I think another reason for the loss of authentic community is a turning from or downplaying of the church as the primary human community outside of the family.
God’s Word calls the church the Body of Christ. It is our spiritual family, the family of God, and we believers are spiritual brothers and sisters in Christ. I believe God intends for the local church to be the primary human community for believers, outside of their own natural families. Outside of your family, your local church should be the primary community with which you identify.

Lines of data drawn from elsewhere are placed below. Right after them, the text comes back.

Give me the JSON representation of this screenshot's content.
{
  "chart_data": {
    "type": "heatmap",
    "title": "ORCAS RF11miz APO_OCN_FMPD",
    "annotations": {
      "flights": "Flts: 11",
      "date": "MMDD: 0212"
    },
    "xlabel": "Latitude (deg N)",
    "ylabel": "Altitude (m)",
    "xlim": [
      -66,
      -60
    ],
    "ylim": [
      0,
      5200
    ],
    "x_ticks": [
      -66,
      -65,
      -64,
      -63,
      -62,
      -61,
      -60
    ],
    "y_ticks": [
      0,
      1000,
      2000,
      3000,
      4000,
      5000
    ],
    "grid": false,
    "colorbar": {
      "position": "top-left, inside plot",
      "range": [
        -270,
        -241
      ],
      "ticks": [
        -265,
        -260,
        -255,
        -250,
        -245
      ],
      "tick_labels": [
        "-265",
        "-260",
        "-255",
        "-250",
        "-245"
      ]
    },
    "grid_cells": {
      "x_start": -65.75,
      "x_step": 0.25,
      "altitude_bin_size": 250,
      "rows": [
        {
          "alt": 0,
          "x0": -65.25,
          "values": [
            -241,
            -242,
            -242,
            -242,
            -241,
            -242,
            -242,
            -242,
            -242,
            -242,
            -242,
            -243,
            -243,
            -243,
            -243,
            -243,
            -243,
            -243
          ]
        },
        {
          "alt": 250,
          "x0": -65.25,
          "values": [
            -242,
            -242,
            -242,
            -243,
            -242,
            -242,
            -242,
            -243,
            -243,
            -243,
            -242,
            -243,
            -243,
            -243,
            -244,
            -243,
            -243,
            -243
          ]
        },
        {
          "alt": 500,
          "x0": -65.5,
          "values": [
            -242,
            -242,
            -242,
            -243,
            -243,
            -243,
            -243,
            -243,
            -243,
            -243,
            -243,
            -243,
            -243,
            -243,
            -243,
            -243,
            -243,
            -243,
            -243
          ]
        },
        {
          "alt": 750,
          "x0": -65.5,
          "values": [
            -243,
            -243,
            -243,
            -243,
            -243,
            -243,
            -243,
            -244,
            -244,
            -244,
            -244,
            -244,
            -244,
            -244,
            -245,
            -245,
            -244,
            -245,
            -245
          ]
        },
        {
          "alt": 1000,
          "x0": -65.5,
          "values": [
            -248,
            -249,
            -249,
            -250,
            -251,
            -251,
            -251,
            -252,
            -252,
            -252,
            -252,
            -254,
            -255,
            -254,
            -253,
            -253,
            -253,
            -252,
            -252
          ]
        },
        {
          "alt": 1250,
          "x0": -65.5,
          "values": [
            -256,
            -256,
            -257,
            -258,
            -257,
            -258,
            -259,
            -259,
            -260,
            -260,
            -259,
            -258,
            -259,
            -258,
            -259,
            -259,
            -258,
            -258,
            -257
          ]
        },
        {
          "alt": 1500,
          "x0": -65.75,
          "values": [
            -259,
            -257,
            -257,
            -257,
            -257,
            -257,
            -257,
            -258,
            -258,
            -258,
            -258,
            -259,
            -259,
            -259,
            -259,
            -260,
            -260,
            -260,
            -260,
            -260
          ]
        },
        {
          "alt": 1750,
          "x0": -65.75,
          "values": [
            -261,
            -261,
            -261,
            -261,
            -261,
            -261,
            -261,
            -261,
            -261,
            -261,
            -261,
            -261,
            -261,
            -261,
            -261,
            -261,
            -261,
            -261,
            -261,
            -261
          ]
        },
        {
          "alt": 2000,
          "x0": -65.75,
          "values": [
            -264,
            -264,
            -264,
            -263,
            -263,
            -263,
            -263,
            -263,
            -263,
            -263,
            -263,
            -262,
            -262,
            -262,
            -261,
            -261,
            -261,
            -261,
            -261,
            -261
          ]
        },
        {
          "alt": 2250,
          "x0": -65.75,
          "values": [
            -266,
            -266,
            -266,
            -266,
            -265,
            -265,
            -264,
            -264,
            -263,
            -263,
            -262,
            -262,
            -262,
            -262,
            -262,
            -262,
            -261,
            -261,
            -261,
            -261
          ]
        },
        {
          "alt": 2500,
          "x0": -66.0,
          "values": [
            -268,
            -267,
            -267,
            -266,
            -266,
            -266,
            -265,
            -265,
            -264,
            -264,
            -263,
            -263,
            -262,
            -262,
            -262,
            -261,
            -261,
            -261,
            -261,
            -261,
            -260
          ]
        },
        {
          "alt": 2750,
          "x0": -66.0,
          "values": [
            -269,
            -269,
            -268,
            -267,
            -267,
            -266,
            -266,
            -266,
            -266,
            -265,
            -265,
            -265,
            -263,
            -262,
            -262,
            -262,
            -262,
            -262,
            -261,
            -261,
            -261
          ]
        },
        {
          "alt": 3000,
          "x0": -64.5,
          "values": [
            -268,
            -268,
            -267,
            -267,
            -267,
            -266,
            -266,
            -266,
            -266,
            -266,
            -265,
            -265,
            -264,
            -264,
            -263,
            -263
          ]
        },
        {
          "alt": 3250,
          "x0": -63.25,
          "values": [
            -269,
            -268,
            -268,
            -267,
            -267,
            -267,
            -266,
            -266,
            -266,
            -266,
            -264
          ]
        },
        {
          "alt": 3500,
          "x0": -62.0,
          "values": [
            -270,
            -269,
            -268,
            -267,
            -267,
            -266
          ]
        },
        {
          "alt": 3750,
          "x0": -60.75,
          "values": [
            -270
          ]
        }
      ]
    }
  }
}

Of course, many Christians still go to church. Some are even still committed to attending on a regular basis. That’s all well and good. But one thing I’ve noticed is that many believers today don’t seem to view the fellowship of the church as the primary community they identify with (outside of their own family, of course). Instead, other organizations or causes or activities end up taking the place of the church as their way to connect with the broader community. These organizations and causes and activities may be good and wholesome and very much worth being involved in. For believers such organizations are often explicitly Christian in their emphases and goals. But if they end up replacing the local church as the primary community that we identify with outside of the family, then something is not right.
Sometimes the local church itself bears the lion’s share of blame for this situation. It is easy for local churches to function like theology clubs, preaching stations, religious entertainment or program centers, or ritual centers where one goes on occasion for drive-thru sacraments. It is easy for the local church to talk about being a genuine community of faith. But it is another thing to actually be an intentional, living, vital community of faith. The latter takes hard work, earnest prayer, and committed involvement on the part of leaders and congregants in each other’s lives.
But sometimes we believers are ourselves largely to blame for this. Other priorities, interests and activities – even wholesome, “Christian” ones – end up taking precedent over committed, intentional involvement in Christian community with our brothers and sisters in the local church.
I don’t have a silver-bullet solution to the crisis of the loss of community in our world today. But I do believe that several important things need to happen for this craving for community to be adequately, biblically satisfied.
First, family life needs to be recovered and strengthened. As I said, the biblical family is the most basic, foundational human community. Strong, Christ-centered marriages and families will go a long way to recovering a sense of authentic community.
Second, Christians need to recommit to the local church as their primary focus of community involvement outside of the family. I’m not saying Christians can’t be involved in other good causes or organizations or activities. Just that the local church needs to be the top priority among them.
Finally, the church itself and its leaders need to put more stress on the importance of the church as a community of faith. The gospel of Jesus Christ creates authentic community, for through faith in Christ we believers are united to Christ, and thus united to one another as members together in the Body of Christ. What better foundation upon which to build genuine Christian community? What greater means by which to satisfy the craving for community?